Ces sollicitations en partie double ne profilent qu’aux habiles. Elles ne profitent surtout qu’aux hommes qui savent ce qu’ils veulent et restent unis pour le vouloir. La Diète de 1861 ne sut répondre opportunément ni à Pesth, ni à Vienne. Dès le début elle se divisa. Les uns, sous le nom de parti national, s’obstinèrent à réclamer l’autonomie ; les autres, que l’opinion devait baptiser magyarons, — le nom, du reste, a survécu, — conseillèrent inutilement l’entente avec les Hongrois. Dans le fond, comme il arrive presque toujours en pareille matière, ce ne sont pas les opinions qui parlaient, mais les intérêts et surtout les tempéramens. A l’aversion du despotisme autrichien, au besoin longtemps comprimé d’être à soi, les nationaux mêlaient une conception presque trop fière des droits et des destinées de leur patrie. La Croatie militante de Jellacic et littéraire de Louis Gaj s’exprimait par leur bouche. Du côté des magyarons inclinaient, par une association singulière, l’opportunisme aristocratique et les passions blessées, — magnats escomptant, dans un retour aux institutions traditionnelles, la restauration des privilèges abolis en 1848, — patriotes démocrates, en petit nombre, qu’un instinct semi-révolutionnaire, un grain de folie libérale, poussaient vers la patrie de Kossuth, en aversion d’une cour classique dans les annales de l’autorité.
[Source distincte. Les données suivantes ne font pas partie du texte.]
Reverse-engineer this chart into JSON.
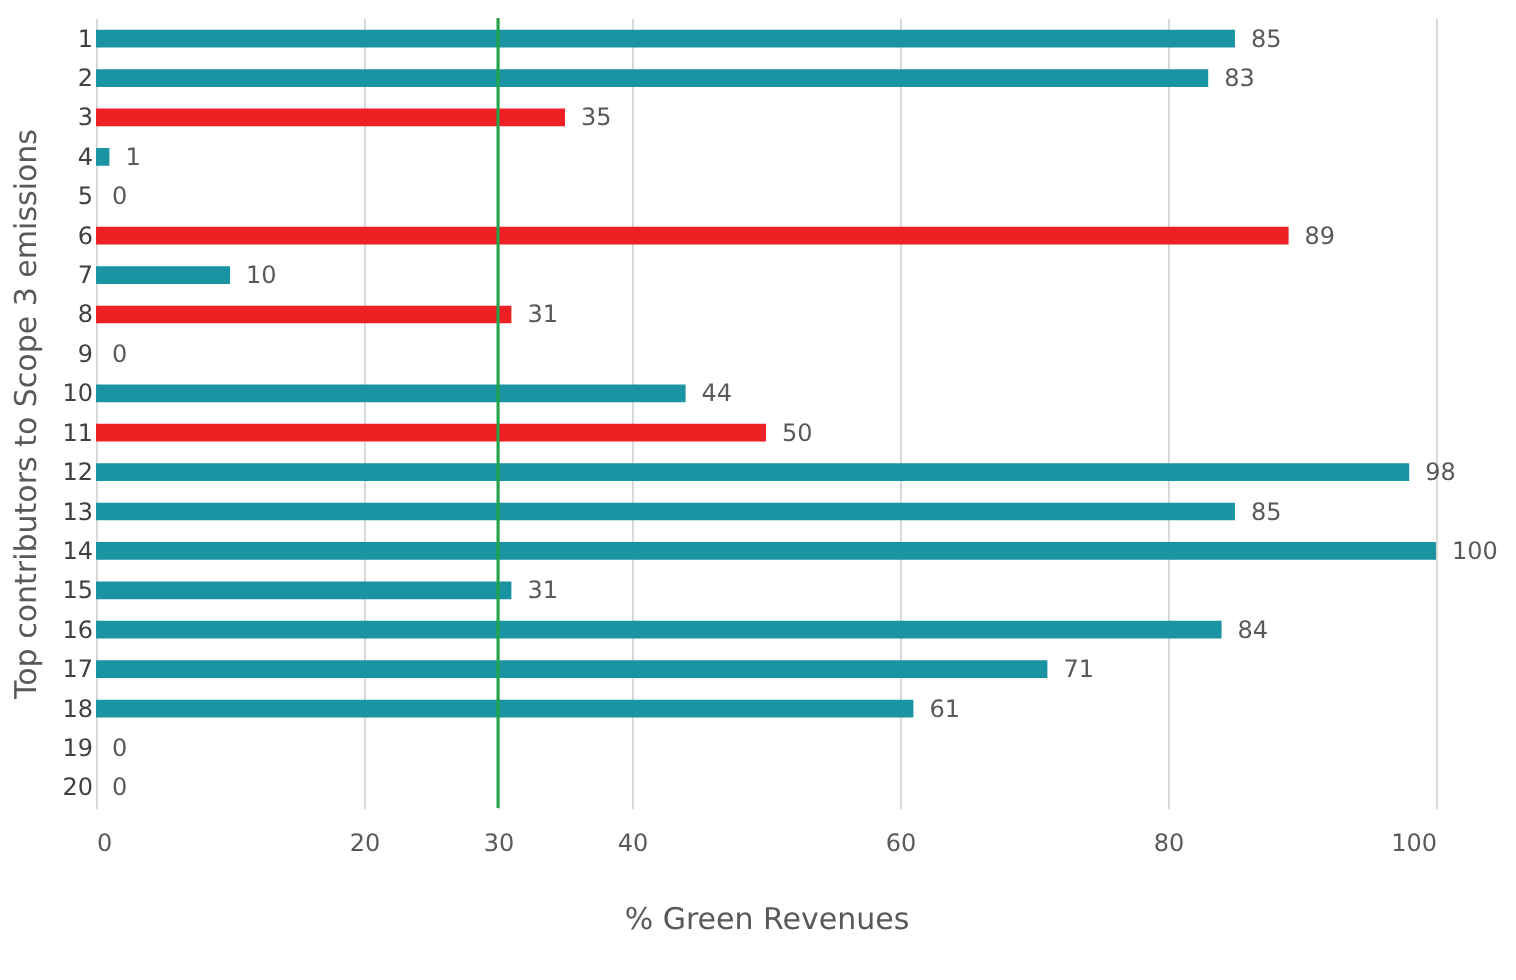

Le parti national dominait à la Diète. Il en profita pour faire œuvre théorique de Constituante. Sa grande préoccupation, — qui s’affirme dans un acte resté célèbre, — fut d’établir qu’aucun rapport de droit ne préexistait entre les Croates et la Hongrie. Le même esprit lui dicta une adresse à la Couronne, portant refus de nommer des délégués aux conseils de l’Empire.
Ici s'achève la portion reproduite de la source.